Su ansiedad disminuyó gradualmente para ser reemplazada por su deseo de envolver sus brazos alrededor de su fuerte cintura para devolverle el cálido abrazo.
Antes de levantar la mano, escuchó la voz de Xander sobre su cabeza.
—…Confiemos en el Dr. Roberto. Tu padre estará bien… —Sus palabras podían hacer que ella sintiera que este hombre realmente era amable con ella. Se preocupa por su familia y hace que su corazón se sienta cálido.
—Trataré de tranquilizar mi mente… —Dijo suavemente Escarlata y, al mismo tiempo, sintió que Xander soltaba su abrazo.
Sin embargo, pensó que este hombre volvería al trabajo, pero de repente levantó su cuerpo y la cargó hasta la habitación.
Sorprendida por su movimiento repentino, no tuvo más remedio que rodear su cuello con los brazos. Y al mismo tiempo, su ritmo cardíaco comenzó a ser irregular.
No se atrevió a moverse porque su cara estaba demasiado cerca de la suya. Si este hombre girara la cabeza, entonces sus seductores labios probablemente tocarían los de ella.
—X-Xander, ¿qué… qué… estás haciendo! —Preguntó mientras escondía su rostro en su cuello, pero su movimiento fue equivalente al suicidio. Porque podía oler su aroma con más fuerza, lo que hizo que todo en su mente quedara en blanco, como si fuera consumido por un agujero negro invisible.
—Deberías echar una siesta, querida!
Escarlata tragó saliva ante sus palabras burlonas. ¡Mientras tenían contacto físico como este, este hombre todavía estaba tratando de atraparla en su piscina de miel! ¡¿Qué demonios?!
No quería fantasear con sus encuentros íntimos. Intentó con todas sus fuerzas distraer sus pensamientos y cerrar los ojos.
No pasó mucho tiempo antes de que sintiera su espalda tocar la cama suave. No se atrevió a abrir los ojos, demasiado avergonzada de ver a Xander sentado al borde de la cama mientras la acostaba.
—¿Estás durmiendo? —Escarlata pudo escucharlo reír, pero intentó hacer todo lo posible por fingir que dormía.
En su interior, solo rezaba para que este hombre la ignorara y saliera de la habitación, para que pudiera dormir la siesta. A diferencia de ahora, podría terminar en la sala de emergencias porque su corazón está a punto de explotar.

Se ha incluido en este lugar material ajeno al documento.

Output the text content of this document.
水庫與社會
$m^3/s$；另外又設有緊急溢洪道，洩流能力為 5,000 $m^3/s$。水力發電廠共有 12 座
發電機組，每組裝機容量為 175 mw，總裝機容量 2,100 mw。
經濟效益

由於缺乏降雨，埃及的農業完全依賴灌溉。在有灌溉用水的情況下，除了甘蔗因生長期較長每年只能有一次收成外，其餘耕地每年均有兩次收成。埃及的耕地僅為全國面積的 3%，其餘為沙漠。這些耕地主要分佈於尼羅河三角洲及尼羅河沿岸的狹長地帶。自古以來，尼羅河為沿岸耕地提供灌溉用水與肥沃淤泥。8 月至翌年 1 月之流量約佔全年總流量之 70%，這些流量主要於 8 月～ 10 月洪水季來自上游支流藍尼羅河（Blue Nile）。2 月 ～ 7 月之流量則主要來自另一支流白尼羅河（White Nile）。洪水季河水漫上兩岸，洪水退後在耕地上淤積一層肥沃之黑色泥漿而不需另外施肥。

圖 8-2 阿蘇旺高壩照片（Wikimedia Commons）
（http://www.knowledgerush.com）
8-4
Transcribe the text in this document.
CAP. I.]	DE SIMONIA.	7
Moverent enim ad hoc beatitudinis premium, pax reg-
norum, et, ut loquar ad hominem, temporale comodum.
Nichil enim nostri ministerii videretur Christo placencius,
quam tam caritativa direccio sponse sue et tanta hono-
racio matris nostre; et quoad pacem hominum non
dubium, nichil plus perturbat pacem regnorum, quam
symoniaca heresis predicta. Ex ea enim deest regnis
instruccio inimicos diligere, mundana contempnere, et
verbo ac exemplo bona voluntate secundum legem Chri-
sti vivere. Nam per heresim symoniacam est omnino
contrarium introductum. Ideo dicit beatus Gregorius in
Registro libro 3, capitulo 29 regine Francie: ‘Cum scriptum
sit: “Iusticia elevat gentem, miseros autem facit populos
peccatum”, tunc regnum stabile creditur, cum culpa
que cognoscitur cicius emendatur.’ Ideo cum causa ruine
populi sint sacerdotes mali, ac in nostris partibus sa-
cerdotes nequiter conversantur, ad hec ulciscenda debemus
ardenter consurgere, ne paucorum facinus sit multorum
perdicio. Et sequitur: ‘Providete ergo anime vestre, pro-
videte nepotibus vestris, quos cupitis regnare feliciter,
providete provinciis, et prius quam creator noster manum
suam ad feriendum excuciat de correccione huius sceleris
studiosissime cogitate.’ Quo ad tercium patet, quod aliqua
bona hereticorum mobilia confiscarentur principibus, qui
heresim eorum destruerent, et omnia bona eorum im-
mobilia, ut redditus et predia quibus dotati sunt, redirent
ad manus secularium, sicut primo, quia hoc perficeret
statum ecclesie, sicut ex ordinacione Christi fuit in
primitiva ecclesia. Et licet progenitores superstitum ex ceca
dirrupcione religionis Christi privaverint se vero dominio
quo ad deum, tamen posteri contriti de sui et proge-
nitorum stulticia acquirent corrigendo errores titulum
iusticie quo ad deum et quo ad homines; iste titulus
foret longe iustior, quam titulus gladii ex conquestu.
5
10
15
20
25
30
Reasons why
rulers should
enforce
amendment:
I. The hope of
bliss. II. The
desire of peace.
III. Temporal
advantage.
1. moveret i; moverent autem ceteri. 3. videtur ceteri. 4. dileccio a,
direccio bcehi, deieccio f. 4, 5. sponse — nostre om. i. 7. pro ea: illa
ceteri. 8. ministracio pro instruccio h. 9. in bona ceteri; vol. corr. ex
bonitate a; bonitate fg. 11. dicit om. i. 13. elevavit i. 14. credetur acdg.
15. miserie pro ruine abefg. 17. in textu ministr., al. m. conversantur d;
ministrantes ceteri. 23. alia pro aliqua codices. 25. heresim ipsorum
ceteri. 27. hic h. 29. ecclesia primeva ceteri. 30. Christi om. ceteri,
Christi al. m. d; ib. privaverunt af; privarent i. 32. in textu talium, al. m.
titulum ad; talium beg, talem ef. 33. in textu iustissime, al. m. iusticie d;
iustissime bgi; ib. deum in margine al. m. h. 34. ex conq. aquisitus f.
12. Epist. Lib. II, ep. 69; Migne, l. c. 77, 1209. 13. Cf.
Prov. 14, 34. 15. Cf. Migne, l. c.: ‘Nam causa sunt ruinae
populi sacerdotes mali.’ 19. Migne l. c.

La cara de Xander parecía tranquila, pero casi se ríe a carcajadas en su corazón. Viendo su rostro enrojecido y el movimiento de sus ojos, sabía que esta chica estaba fingiendo dormir.
—Está bien, duerme ahora… —Xander acercó su cabeza a ella y la besó suavemente en la frente. —¡Estoy afuera si me necesitas! —Dijo y salió rápidamente de la habitación, maldiciéndose a sí mismo por no poder controlarse.
‘¡¿Qué demonios, Xander Riley?! ¿Por qué la besaste así? ¡Eso es demasiado romántico, tonto!’
Xander solo podía maldecirse en su corazón mientras cerraba la puerta detrás de él. Sin embargo, aunque estaba molesto consigo mismo, una leve sensación de placer se agitaba en su corazón.
Mientras tanto, dentro de la habitación…
¡Escarlata estaba completamente impactada por el beso en la frente!
—¿Qué? ¿Cómo es que? ¿El príncipe de hielo se ha derretido!? —pensó Escarlata en voz alta.
Escarlata trató de recordar la actitud de Xander hacia ella; Últimamente, él le sonreía con más frecuencia. También se estaba acostumbrando a sostener su mano. ¡Y ahora… se está atreviendo a besarme!?
¡Dios mío!
—Xander Riley, ¿por qué? ¿Por qué me besaste así? ¿Eso también es parte de la actuación? —Murmuró mientras miraba la puerta cerrada.
Una expresión de sorpresa todavía brillaba en sus ojos, pero al final, sonrió.